Dalam agenda sidang Putusan yang dibacakan ketua majelis hakim Wiyanto, MENGADILI, Menyatakan Terdakwa Dwi Hadi Prasetyo bin Usman Efendi, terbukti bersalah melakukan tindak pidana,
“Tanpa Hak atau Melawan Hukum Menyediakan Untuk dijual, Menjual, Membeli, Menerima, Menjadi perantara dalam Jual Beli, Menukar atau menyerahkan Narkotika Golongan I ” “Sebagaimana diatur dalam Pasal 114 Ayat (1) Undang-Undang Nomor 35 Tahun 2009 tentang Narkotika.”dalam dakwaan Alternatif kesatu.
Menjatuhkan pidana kepada Terdakwa, dengan pidana penjara selama 8 tahun dan denda Rp.2 Miliar, Subsidair 3 bulan.
Menetapkan masa penangkapan dan tersingkir yang dijalani Terdakwa dikurangkan dari pidana yang dijatuhkan, Menetapkan Terdakwa tetap ditahan.” Selasa (28/10/2025).
Menetapkan barang bukti,
15 poket sabu dengan berat keseluruhan 2,813 gram,
1bungkus rokok Surya,
1buah alat hisap sabu,
8 bungkus plastik klip kosong,
Dirampas Untuk Dimusnahkan.
1 buah HP merk Xiaomi gold
1 unit Handphone merk Vivo biru muda, Dirampas Untuk Negara.
Putusan hakim lebih ringan dari
Tuntutan Jaksa Penuntut Umum (JPU) Suwarti, dari Kejati Jatim,
yang menuntut Terdakwa dengan pidana penjara selama 9 tahun penjara dan denda Rp 2 miliar, Subsidair 6 bulan penjara.
Putusan berat itu dijatuhkan karena Dwi Hadi terbukti tidak jera.
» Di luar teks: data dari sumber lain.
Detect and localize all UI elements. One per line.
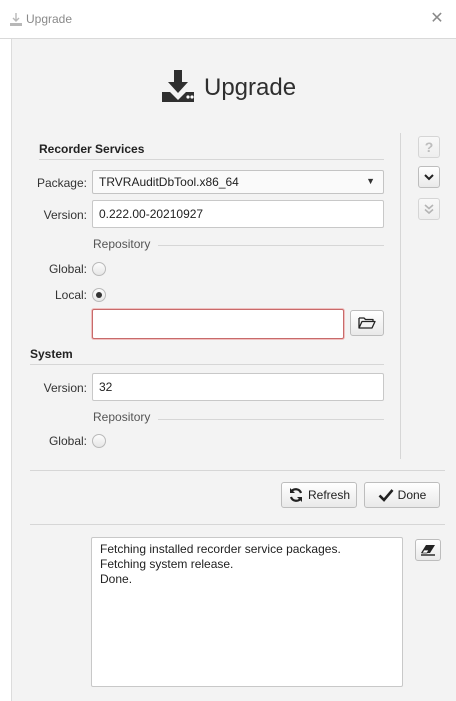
actions-divider: [30, 470, 445, 471]
help-button[interactable]: ?: [418, 136, 440, 158]
system-global-label: Global:: [48, 434, 87, 448]
done-label: Done: [397, 488, 427, 502]
local-path-input[interactable]: [92, 309, 344, 339]
window-title: Upgrade: [26, 12, 73, 26]
version-label: Version:: [43, 208, 87, 222]
browse-folder-button[interactable]: [350, 310, 384, 336]
close-icon[interactable]: ✕: [426, 8, 448, 30]
version-field[interactable]: 0.222.00-20210927: [92, 200, 384, 228]
repository-label: Repository: [93, 237, 151, 251]
repository-divider: [158, 245, 384, 246]
system-repository-divider: [158, 419, 384, 420]
expand-all-button[interactable]: [418, 198, 440, 220]
page-title: Upgrade: [204, 74, 297, 101]
system-divider: [30, 364, 384, 365]
global-label: Global:: [48, 262, 87, 276]
system-global-radio[interactable]: [92, 434, 106, 448]
sidebar-separator: [400, 133, 401, 459]
refresh-button[interactable]: Refresh: [281, 482, 357, 508]
download-icon: [160, 68, 196, 104]
package-label: Package:: [36, 176, 87, 190]
question-icon: ?: [424, 139, 434, 155]
clear-log-button[interactable]: [415, 539, 441, 561]
local-radio[interactable]: [92, 288, 106, 302]
log-line: Fetching installed recorder service pack…: [100, 542, 341, 556]
double-chevron-down-icon: [424, 204, 434, 215]
done-button[interactable]: Done: [364, 482, 440, 508]
eraser-icon: [421, 545, 435, 556]
local-label: Local:: [54, 288, 87, 302]
log-line: Done.: [100, 572, 133, 586]
expand-button[interactable]: [418, 166, 440, 188]
package-select[interactable]: TRVRAuditDbTool.x86_64 ▼: [92, 170, 384, 194]
log-output[interactable]: Fetching installed recorder service pack…: [91, 537, 403, 687]
upgrade-icon: [8, 12, 24, 28]
package-select-value: TRVRAuditDbTool.x86_64: [99, 175, 239, 189]
refresh-label: Refresh: [307, 488, 351, 502]
chevron-down-icon: [424, 174, 434, 181]
recorder-services-title: Recorder Services: [39, 142, 145, 156]
folder-open-icon: [358, 317, 376, 329]
checkmark-icon: [378, 489, 394, 502]
system-title: System: [30, 347, 73, 361]
global-radio[interactable]: [92, 262, 106, 276]
system-version-label: Version:: [43, 381, 87, 395]
log-divider: [30, 524, 445, 525]
log-line: Fetching system release.: [100, 557, 234, 571]
recorder-services-divider: [39, 159, 384, 160]
chevron-down-icon: ▼: [366, 176, 375, 186]
system-repository-label: Repository: [93, 410, 151, 424]
refresh-icon: [289, 488, 303, 502]
system-version-field[interactable]: 32: [92, 373, 384, 401]
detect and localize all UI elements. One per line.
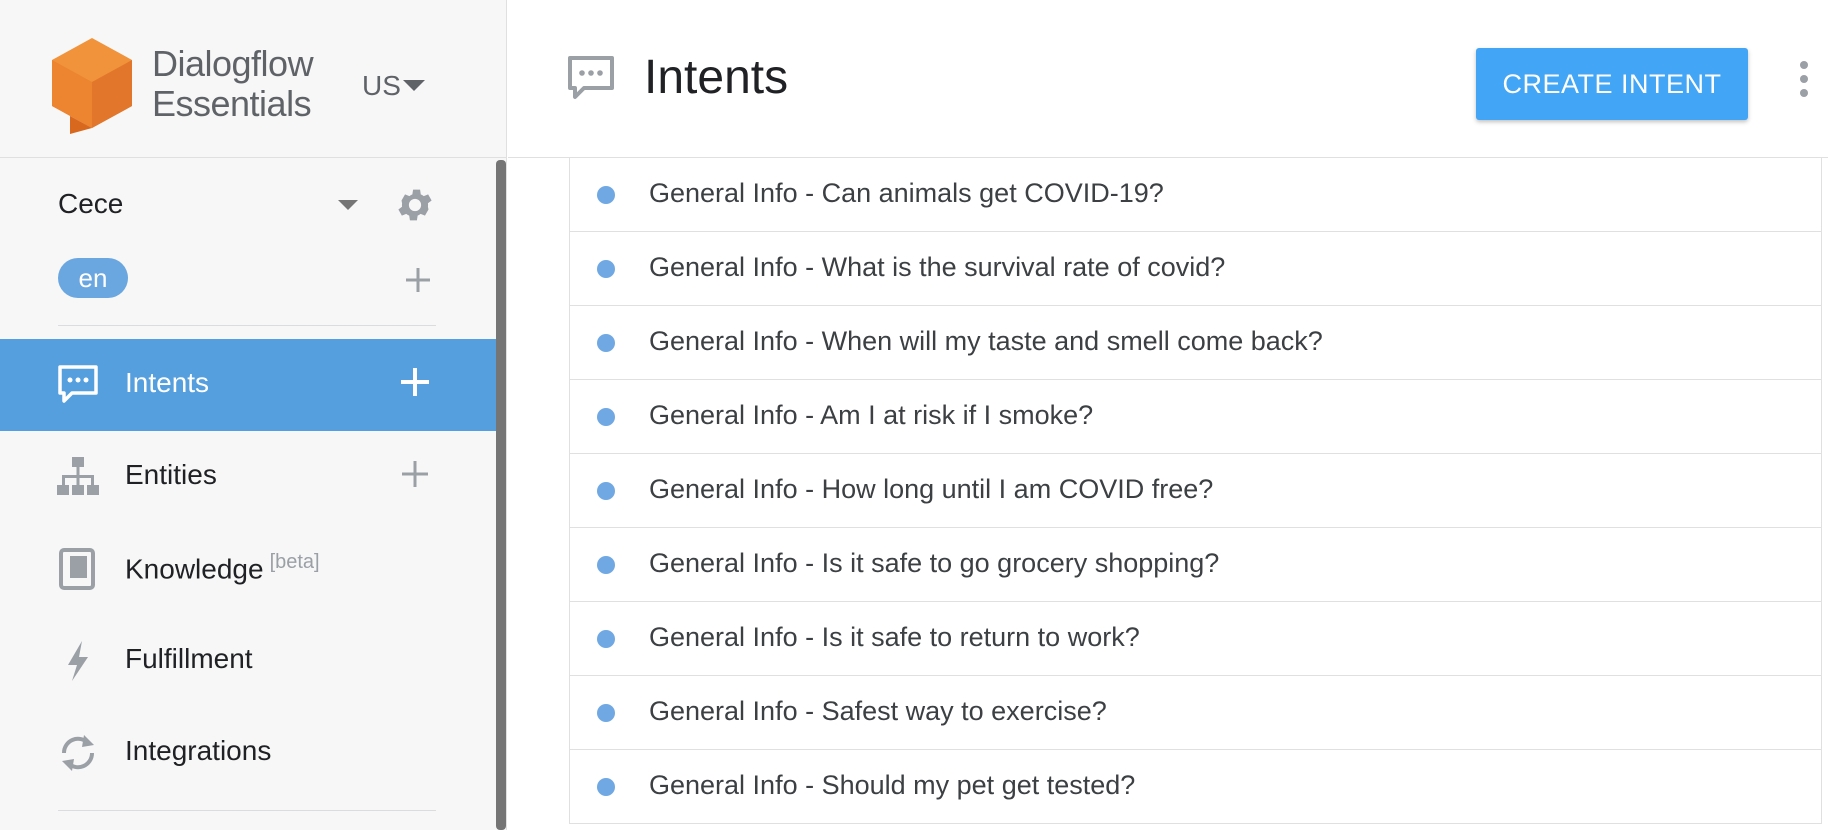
add-language-icon[interactable] [400, 262, 436, 298]
sidebar-scrollbar[interactable] [496, 160, 506, 830]
intent-list: General Info - Can animals get COVID-19?… [569, 158, 1822, 824]
intent-name[interactable]: General Info - How long until I am COVID… [649, 474, 1213, 505]
intent-row[interactable]: General Info - How long until I am COVID… [569, 454, 1822, 528]
sidebar-item-label: Integrations [125, 735, 272, 766]
page-title: Intents [644, 51, 789, 104]
intent-row[interactable]: General Info - Is it safe to go grocery … [569, 528, 1822, 602]
intent-name[interactable]: General Info - Am I at risk if I smoke? [649, 400, 1093, 431]
intent-row[interactable]: General Info - What is the survival rate… [569, 232, 1822, 306]
status-dot-icon [597, 408, 615, 426]
intent-row[interactable]: General Info - Can animals get COVID-19? [569, 158, 1822, 232]
sync-icon [61, 735, 95, 771]
knowledge-icon [59, 548, 95, 590]
sidebar-item-fulfillment[interactable]: Fulfillment [0, 615, 496, 707]
create-intent-button[interactable]: CREATE INTENT [1476, 48, 1748, 120]
intent-name[interactable]: General Info - Can animals get COVID-19? [649, 178, 1164, 209]
beta-badge: [beta] [269, 551, 320, 573]
divider [58, 325, 436, 326]
status-dot-icon [597, 556, 615, 574]
product-name: Dialogflow Essentials [152, 43, 314, 124]
sidebar-item-knowledge[interactable]: Knowledge [beta] [0, 523, 496, 615]
chevron-down-icon[interactable] [338, 200, 358, 210]
sidebar-item-label: Knowledge [beta] [125, 551, 320, 585]
logo-area: Dialogflow Essentials US [0, 0, 506, 158]
entities-icon [57, 457, 99, 495]
intent-row[interactable]: General Info - Am I at risk if I smoke? [569, 380, 1822, 454]
intent-row[interactable]: General Info - When will my taste and sm… [569, 306, 1822, 380]
divider [58, 810, 436, 811]
intent-name[interactable]: General Info - What is the survival rate… [649, 252, 1225, 283]
status-dot-icon [597, 630, 615, 648]
sidebar-item-intents[interactable]: Intents [0, 339, 496, 431]
language-chip[interactable]: en [58, 258, 128, 298]
status-dot-icon [597, 704, 615, 722]
intent-name[interactable]: General Info - When will my taste and sm… [649, 326, 1323, 357]
status-dot-icon [597, 778, 615, 796]
sidebar-item-integrations[interactable]: Integrations [0, 707, 496, 799]
sidebar-item-label: Fulfillment [125, 643, 253, 674]
sidebar-item-label: Entities [125, 459, 217, 490]
intent-name[interactable]: General Info - Safest way to exercise? [649, 696, 1107, 727]
intent-row[interactable]: General Info - Should my pet get tested? [569, 750, 1822, 824]
status-dot-icon [597, 186, 615, 204]
agent-name[interactable]: Cece [58, 188, 123, 220]
intent-name[interactable]: General Info - Is it safe to go grocery … [649, 548, 1219, 579]
sidebar-item-entities[interactable]: Entities [0, 431, 496, 523]
intent-name[interactable]: General Info - Should my pet get tested? [649, 770, 1135, 801]
intents-icon [58, 365, 98, 403]
lightning-bolt-icon [68, 641, 88, 681]
intents-icon [568, 56, 614, 99]
add-entity-icon[interactable] [398, 457, 432, 491]
region-selector[interactable]: US [362, 70, 401, 102]
add-intent-icon[interactable] [398, 365, 432, 399]
status-dot-icon [597, 260, 615, 278]
intent-row[interactable]: General Info - Is it safe to return to w… [569, 602, 1822, 676]
status-dot-icon [597, 482, 615, 500]
intent-row[interactable]: General Info - Safest way to exercise? [569, 676, 1822, 750]
sidebar-item-label: Intents [125, 367, 210, 398]
region-caret-icon[interactable] [403, 80, 425, 91]
more-options-icon[interactable] [1794, 58, 1814, 102]
gear-icon[interactable] [394, 184, 436, 226]
agent-selector[interactable]: Cece [58, 184, 448, 224]
intent-name[interactable]: General Info - Is it safe to return to w… [649, 622, 1140, 653]
sidebar: Dialogflow Essentials US Cece en Intents [0, 0, 507, 830]
status-dot-icon [597, 334, 615, 352]
page-header: Intents CREATE INTENT [508, 0, 1828, 158]
dialogflow-logo-icon [52, 38, 132, 134]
Ia bahkan sudah dua kali menjalani hukuman serupa. Pada kasus pertama tahun 2011, terdakwa divonis 5 tahun penjara dan denda Rp1 miliar subsider 2 bulan kurungan. Tak lama setelah bebas, ia kembali teringat dengan hukum pada kasus kedua di tahun 2021, dan kembali dijatuhi hukuman 5 tahun penjara serta denda Rp1 miliar subsider 3 bulan.
Kini, dalam kasus ketiga di tahun 2025, penipu bukan hanya sebagai pemakai, tetapi juga pengedar aktif. Dari tangan Dwi Hadi, polisi menyita 15 poket sabu seberat total 2.813 gram, satu alat hisap, serta sejumlah barang bukti lain saat penggerebekan di rumahnya di Jalan Petemon Barat No.11-E, Surabaya, awal Juni lalu.
Dalam deskripsi jaksa, Dwi Hadi diketahui mendapatkan barang haram itu dari seseorang bernama Zaenal alias Bogel (DPO). Sabu seberat 10 gram itu diambil di sekitar Terminal Joyoboyo Surabaya, lalu dibagi ke dalam beberapa poket kecil dan dijual dengan harga Rp150 ribu hingga Rp900 ribu per gram.
Terdakwa juga mengaku menjual sabu demi mendapatkan keuntungan dan bisa mengonsumsinya secara gratis. Uang hasil penjualan sebagian disetorkan kepada Zaenal melalui transfer aplikasi DANA
senilai Rp499 ribu.
Foto : Terdakwa Dwi Hadi Prasetyo, menjalani agenda sidang Putusan Hakim diruang Sidang Garuda 2 PN.Surabaya, secara Offline, Selasa (28/10/2025).